Is It Possible at All to Discuss Language Wars without Starting One?
The title comes from an astute commenter named Frank on my last post, Your Ignorance Does Not Make a Programming Language Suck. Many of the comments on the post and the comments on Reddit quickly devolved into precisely the kind of language war I spoke against.
If I were a cynic (and on alternate odd days I am), I would say that it’s an inevitable side effect of the blog-comments medium. You can say, “I like chocolate ice cream” and you’ll get a slew of angry comments, half demanding why you hate chocolate ice cream and the other half demanding why you think chocolate is better than every other flavor.
But it is an interesting question: Is it possible at all to discuss language wars without starting one? Not really. Most reasonable debates about programming languages fail for a number of reasons.
First, the debate is often framed as a contest between one programming language and every other language, rather than putting a programming language in a contest with itself. In other words, the debate is centered on Python vs. PHP, but not PHP vs. what PHP could be. Different programming languages often have different design tradeoffs to make them more applicable to different domains. Talking about Python vs. Java is a near pointless apples-oranges debate.
When we do compare languages in the same domain, we most often we point out a language’s deficiencies by saying language X should be more like language Y, because X and Y are what we know from experience. It is much harder to identify and solve problems in a programming language that haven’t been addressed before. This gives us a propensity for unhelpful apples-oranges comparisons.
Second, we can never agree on what constitutes a relevant factor for comparison. This was the topic of my previous post, but who am I to say how we should judge a language? It’s far too easy to say, “The syntax and feature set are important, so who cares about the documentation for a language?” Of course, documentation is like oxygen and caffeine; it doesn’t seem to matter until you don’t have it. But the question of if these aspects are relevant, and the weight of their relevance, has no consensus.
Third, the plain fact of the matter is that not all programming languages are equal, even when comparing languages in the same problem domain. The “every language is special in its own way” line just doesn’t hold water because the advantages/disadvantages list between languages is sometimes tilted heavily one way or the other. The diplomatic position won’t always do because sometimes a safe middle ground simply doesn’t exist.

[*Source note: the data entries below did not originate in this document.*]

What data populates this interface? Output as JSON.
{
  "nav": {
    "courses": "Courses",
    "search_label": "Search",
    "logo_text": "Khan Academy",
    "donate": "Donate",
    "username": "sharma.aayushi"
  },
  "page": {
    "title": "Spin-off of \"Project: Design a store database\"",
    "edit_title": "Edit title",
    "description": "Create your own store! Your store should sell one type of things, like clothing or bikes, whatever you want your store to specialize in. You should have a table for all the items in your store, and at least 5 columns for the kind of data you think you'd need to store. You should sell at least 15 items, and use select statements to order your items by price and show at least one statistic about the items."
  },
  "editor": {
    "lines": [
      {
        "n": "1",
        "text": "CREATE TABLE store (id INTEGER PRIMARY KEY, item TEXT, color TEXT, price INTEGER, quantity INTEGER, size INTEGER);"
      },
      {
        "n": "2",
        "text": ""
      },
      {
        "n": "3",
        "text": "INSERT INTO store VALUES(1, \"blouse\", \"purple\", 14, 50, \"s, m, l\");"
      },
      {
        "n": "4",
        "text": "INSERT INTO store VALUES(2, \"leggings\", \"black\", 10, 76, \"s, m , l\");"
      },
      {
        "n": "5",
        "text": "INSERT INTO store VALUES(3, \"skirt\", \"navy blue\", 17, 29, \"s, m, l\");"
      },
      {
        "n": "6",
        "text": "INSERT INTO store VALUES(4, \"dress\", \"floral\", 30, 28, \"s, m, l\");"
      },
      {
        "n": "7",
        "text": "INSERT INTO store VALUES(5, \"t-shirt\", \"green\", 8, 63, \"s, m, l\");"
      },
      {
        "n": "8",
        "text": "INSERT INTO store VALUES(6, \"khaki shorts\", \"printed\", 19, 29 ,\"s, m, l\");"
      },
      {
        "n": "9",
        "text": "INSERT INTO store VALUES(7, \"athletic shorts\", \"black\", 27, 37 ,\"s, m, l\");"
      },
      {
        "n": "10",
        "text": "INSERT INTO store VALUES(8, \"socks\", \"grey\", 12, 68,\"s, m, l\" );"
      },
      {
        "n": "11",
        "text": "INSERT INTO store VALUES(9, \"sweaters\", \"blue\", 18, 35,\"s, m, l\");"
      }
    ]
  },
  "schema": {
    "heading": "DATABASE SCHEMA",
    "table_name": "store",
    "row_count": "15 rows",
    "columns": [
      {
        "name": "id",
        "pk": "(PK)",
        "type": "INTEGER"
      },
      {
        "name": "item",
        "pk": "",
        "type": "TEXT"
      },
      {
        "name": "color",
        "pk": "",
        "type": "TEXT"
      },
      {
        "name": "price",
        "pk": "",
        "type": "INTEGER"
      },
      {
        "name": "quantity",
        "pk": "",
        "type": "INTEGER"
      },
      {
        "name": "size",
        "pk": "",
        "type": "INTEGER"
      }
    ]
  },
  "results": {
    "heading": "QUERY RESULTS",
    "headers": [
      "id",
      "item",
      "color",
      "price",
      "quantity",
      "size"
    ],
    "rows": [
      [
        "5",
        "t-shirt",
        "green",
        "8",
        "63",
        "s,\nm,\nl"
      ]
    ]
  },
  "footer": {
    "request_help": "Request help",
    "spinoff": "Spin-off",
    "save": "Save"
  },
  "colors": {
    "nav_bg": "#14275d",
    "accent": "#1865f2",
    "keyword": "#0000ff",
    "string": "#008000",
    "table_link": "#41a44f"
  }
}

The fourth reason we can never have a civil discussion about how to compare programming languages is because it’s one of those things we become irrationally emotional about. Learning a programming language, its syntax and nuances, its libraries and pitfalls, is a form of hazing. And like all hazing, we rationalize the effort we put into it by telling ourselves (deservedly or not) that it was worth it.
The software engineering field’s quick rate of obsolescence makes this all the more looming. I myself never hopped on the Ruby on Rails bandwagon because I didn’t know if it would be The Next Big Thing or just a fad. The opportunity costs are too high. And like religion, the failure and success of a programming language is tied to the number of people supporting it, and the pressure tends to make us edgy and suspicious.
Programming language holy wars will always make me to roll my eyes so fast that the spin causes the earth’s rotation to reverse and time to go back to an era when our petty, stupid differences could be resolved by pistols and fisticuffs at dawn. The low tide of intelligent arguments that the debate tends to produce is even more aggravating than the unnecessary necessary-evil of the debate itself. My two bits on how to resolve this? Good code is the best form of evangelism.
For the masochists, you can read more on this topic with Mark-Jason Dominus’s great article, Why I Hate Advocacy.
P.S. By previous post was on this topic, and I made the mistake of inserting my opinion on the web. A couple people pointed out that I can’t say PHP sucks because I use WordPress (a PHP blog application) to publish my posts. Yuk yuk yuk. My points still stand: PHP has some fundamental flaws and inconsistencies that result from poor planning, and the fact that I use WordPress doesn’t make these magically go away. To see the absurdity of the argument, extend that line of thinking some more: you can’t complain about life while you are still living.